As an expert in critical-decision support solutions, the group is developing disruptive technologies that will make artificial intelligence more energy-efficient. Thales is the first company to develop ‘frugal’ AI based algorithms that only require small amounts of energy. Applying the principles of eco-design, Thales researchers are developing low-energy algorithms as an integral part of the design of neural network architectures. Whenever possible, they also prioritise knowledge-based symbolic or hybrid AI, which is much more energy efficient. Thales developers are also shifting their attention from big data to smart data, favouring quality over quantity and improving electronics design and implementation to offer electronic circuits that consume very little energy.

Also, Thales is applying eco-design principles to a growing proportion of its new developments and intends to adopt these principles for 100 per cent of its new products and services by 2023. The group is also actively promoting its eco-designed smartcards, which are expected to account for 35 per cent of all its smartcard sales by 2025.



How is Thales leveraging engineering in India?

India is a pillar of engineering for Thales.
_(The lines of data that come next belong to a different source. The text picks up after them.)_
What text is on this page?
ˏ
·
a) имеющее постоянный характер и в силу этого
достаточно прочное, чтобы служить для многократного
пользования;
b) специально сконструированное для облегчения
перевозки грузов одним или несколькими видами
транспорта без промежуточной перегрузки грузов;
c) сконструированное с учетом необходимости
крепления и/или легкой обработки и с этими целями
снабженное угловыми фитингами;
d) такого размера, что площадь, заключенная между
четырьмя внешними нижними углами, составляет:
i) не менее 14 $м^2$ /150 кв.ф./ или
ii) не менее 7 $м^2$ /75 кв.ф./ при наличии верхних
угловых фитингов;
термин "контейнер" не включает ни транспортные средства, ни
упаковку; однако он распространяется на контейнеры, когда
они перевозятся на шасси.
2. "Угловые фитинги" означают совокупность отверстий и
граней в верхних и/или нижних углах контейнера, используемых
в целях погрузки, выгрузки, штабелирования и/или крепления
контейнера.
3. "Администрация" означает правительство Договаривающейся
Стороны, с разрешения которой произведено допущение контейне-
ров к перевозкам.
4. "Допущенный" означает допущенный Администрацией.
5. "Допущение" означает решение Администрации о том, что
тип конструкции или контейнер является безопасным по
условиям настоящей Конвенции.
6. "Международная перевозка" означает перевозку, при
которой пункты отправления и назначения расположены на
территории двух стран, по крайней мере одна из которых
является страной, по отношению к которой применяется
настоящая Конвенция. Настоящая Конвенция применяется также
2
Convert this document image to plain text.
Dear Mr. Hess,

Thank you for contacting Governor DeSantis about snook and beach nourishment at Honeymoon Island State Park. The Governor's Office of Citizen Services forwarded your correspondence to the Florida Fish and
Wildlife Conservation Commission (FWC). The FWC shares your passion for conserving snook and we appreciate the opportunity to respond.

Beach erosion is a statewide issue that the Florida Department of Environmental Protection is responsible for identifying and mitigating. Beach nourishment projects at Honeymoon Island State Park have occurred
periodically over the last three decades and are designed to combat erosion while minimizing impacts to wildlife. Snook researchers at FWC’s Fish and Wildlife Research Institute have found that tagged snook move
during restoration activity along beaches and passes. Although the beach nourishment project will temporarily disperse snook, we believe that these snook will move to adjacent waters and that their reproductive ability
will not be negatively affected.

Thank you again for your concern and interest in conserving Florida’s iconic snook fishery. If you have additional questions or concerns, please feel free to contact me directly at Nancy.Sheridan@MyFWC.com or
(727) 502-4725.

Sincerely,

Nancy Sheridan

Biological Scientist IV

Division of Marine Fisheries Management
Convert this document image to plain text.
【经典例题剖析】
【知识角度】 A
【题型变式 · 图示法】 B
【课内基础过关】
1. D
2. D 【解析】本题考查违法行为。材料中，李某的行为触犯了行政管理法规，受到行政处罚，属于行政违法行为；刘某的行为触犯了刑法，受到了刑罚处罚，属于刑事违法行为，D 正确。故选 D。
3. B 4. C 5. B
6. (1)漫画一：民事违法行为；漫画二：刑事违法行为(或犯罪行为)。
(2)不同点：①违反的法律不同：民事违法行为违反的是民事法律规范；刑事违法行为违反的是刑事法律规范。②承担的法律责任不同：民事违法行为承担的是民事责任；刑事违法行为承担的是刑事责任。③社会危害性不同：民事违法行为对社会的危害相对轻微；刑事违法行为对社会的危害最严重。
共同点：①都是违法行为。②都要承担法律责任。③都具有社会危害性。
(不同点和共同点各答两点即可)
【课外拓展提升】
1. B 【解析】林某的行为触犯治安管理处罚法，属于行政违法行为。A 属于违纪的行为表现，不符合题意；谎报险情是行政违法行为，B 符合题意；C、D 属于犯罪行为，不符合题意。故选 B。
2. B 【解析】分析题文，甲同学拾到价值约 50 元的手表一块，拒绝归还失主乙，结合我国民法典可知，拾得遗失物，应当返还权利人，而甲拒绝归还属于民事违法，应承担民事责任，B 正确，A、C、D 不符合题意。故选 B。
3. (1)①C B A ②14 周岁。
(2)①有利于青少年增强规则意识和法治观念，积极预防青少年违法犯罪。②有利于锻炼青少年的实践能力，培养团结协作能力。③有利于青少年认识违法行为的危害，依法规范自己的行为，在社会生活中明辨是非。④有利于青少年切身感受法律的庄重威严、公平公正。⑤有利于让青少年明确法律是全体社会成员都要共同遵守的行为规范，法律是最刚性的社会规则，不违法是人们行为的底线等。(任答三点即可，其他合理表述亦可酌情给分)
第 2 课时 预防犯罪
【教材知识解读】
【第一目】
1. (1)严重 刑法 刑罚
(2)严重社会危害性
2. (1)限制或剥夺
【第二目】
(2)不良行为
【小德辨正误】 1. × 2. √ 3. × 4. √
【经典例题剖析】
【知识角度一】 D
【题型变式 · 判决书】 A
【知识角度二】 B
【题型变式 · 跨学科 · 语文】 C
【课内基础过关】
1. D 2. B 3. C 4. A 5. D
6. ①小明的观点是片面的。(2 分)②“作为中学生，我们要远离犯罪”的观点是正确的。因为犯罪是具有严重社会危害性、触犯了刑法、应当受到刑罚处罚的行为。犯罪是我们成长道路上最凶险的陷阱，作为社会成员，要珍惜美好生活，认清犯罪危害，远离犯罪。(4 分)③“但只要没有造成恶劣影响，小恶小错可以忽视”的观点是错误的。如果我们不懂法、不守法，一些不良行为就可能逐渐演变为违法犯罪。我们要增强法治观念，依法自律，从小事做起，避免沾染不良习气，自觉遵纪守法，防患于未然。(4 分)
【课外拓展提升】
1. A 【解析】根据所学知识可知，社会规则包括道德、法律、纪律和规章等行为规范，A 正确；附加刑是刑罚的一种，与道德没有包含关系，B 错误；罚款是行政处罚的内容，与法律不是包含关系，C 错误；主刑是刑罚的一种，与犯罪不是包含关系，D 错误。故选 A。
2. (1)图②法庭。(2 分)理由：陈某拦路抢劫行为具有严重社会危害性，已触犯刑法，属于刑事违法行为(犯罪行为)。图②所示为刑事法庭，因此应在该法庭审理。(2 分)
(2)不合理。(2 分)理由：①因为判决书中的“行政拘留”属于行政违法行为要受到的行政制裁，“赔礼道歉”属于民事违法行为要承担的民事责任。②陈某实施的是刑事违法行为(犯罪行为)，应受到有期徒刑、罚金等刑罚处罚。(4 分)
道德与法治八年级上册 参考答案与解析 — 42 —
Today we have more than 1,300 engineers working with Thales in India at its engineering centres in Bengaluru and the National Capital Region in Delhi. Our engineering centre in Delhi-NCR is focused on digital identity and security business of Thales, including technologies around data protection and encryption, cybersecurity, IoT and biometrics, etc. Our engineering centre in Bengaluru is the first-of-its-kind in India, focusing on hardware, software and systems engineering capabilities for both the civil and defence sectors, serving global needs. We are looking forward to hire and nurture more talent in high technology roles for our engineering competence centres in India.

Thales also continues to partner with academia to further R&D in the country. Last year, we joined hands with IIIT-Delhi (need to check with interviewee if he meant IIT-Delhi, I think there is no IIIT in Delhi) on open hardware research and development. The collaboration seeks to enable co-development of complex microprocessor architectures and multi-core processing systems using configurations available with the RISC-V open ISA specification. These systems will bring value to applications in areas such as edge computing, smart manufacturing, defence and space. In April 2022, Thales signed an MoU with the Central Manufacturing Technology Institute (CMTI) of India for advanced collaborative research and development in the field of open hardware. This partnership involves the designing of micro-processors using open-source assets which will enable the indigenous development of hardware and complete control of the behaviour of the processor tailor-made to software applications, which is not doable with proprietary hardware.

Thales will continue to develop its footprint in India by strengthening its local teams, partnerships and innovation.